1110 TRIBUNAL CANTONAL JS20.051830-210675
297 COUR D ’ APPEL CIVILE ____________________________ Arrêt du 25 juin 2021 __________________ Composition : Mme CHERPILLOD, juge déléguée Greffier : M. Steinmann * * * * * Art. 105, 106 al. 1, 117 et 241 al. 2 et 3 CPC ; 65 al. 2 et 67 al. 1 TFJC Statuant sur l’appel interjeté par Q.________, à Bex, requérante, contre l’ordonnance de mesures protectrices de l’union conjugale rendue le 13 avril 2021 par la Présidente du Tribunal civil de l’arrondissement de l’Est vaudois dans la cause divisant l’appelante d’avec D.________, à Aigle, intimé, la Juge déléguée de la Cour d'appel civile du Tribunal cantonal considère :
- 2 - E n fait e t e n droit : 1 1.1 Par acte du 23 avril 2021, Q.________ a fait appel de l’ordonnance de mesures protectrices de l’union conjugale précitée.
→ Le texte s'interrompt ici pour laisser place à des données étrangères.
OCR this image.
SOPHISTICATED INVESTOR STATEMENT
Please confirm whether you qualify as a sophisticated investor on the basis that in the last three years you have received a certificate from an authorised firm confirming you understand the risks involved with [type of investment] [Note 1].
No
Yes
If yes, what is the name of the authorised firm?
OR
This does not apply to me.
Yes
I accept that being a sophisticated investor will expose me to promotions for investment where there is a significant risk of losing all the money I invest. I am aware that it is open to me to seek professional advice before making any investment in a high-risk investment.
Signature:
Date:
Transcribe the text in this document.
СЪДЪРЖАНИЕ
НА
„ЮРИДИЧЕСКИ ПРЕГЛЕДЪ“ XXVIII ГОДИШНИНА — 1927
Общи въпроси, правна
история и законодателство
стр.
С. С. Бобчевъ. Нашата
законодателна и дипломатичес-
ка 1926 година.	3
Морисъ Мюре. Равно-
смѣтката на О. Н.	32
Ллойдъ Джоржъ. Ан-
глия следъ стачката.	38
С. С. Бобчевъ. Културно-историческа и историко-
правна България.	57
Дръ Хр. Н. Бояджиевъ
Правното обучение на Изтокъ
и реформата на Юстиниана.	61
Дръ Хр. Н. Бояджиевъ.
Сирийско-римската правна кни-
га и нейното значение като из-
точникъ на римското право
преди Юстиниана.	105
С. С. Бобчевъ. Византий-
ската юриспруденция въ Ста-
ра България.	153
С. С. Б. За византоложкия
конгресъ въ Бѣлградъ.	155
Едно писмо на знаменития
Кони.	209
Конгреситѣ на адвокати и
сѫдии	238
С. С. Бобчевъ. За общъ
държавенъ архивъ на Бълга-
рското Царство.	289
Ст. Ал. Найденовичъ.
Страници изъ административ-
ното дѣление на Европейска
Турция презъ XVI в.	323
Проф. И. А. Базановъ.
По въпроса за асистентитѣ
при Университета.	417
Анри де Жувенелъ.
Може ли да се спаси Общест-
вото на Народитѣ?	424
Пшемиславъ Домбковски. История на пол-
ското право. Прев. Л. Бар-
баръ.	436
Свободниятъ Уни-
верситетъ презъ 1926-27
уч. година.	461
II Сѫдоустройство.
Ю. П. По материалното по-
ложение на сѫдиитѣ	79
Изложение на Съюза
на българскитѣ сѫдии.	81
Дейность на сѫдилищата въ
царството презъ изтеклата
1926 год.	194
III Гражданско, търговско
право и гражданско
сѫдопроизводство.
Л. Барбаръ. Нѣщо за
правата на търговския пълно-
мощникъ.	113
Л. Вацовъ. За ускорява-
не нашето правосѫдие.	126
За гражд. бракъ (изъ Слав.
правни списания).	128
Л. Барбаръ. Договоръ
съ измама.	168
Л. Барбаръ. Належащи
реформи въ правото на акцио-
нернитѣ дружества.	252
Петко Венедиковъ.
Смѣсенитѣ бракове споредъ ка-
Elle a en outre requis d’être mise au bénéfice de l’assistance judiciaire dans le cadre de la procédure d’appel. Par courrier du 11 mai 2021, D.________ a été invité à se déterminer sur l’appel dans le délai de 10 jours prévu par l’art. 314 al. 1 CPC. Il n’a pas déposé de réponse dans ce délai. Par courrier du 12 mai 2021, la Juge déléguée de céans (ciaprès la juge déléguée) a informé Q.________ qu’elle était en l’état dispensée de l’avance de frais consécutive au dépôt de son appel et que la décision définitive sur l’assistance judiciaire était réservée. 1.2 Par correspondance du 25 mai 2021, Q.________ a indiqué à la juge déléguée qu’elle retirait purement et simplement son appel. 2. Il convient de prendre acte du retrait de l’appel et de rayer la cause du rôle (art. 241 al. 3 CPC), ce qui relève de la compétence du juge délégué de la Cour de céans (art. 43 al. 1 let. a CDPJ [Code de droit privé judiciaire vaudois du 12 janvier 2010 ; BLV 211.02]). 3. Q.________ a requis l’octroi de l’assistance judiciaire pour la procédure d’appel. Les conditions posées par l’art. 117 CPC apparaissent remplies, de sorte que le bénéfice de l’assistance judiciaire doit lui être accordé, ce dès le 23 avril 2021 et dans la mesure suivante : exonération des frais judiciaires et assistance d’un conseil d’office en la personne de Me Anne-Rebecca Bula.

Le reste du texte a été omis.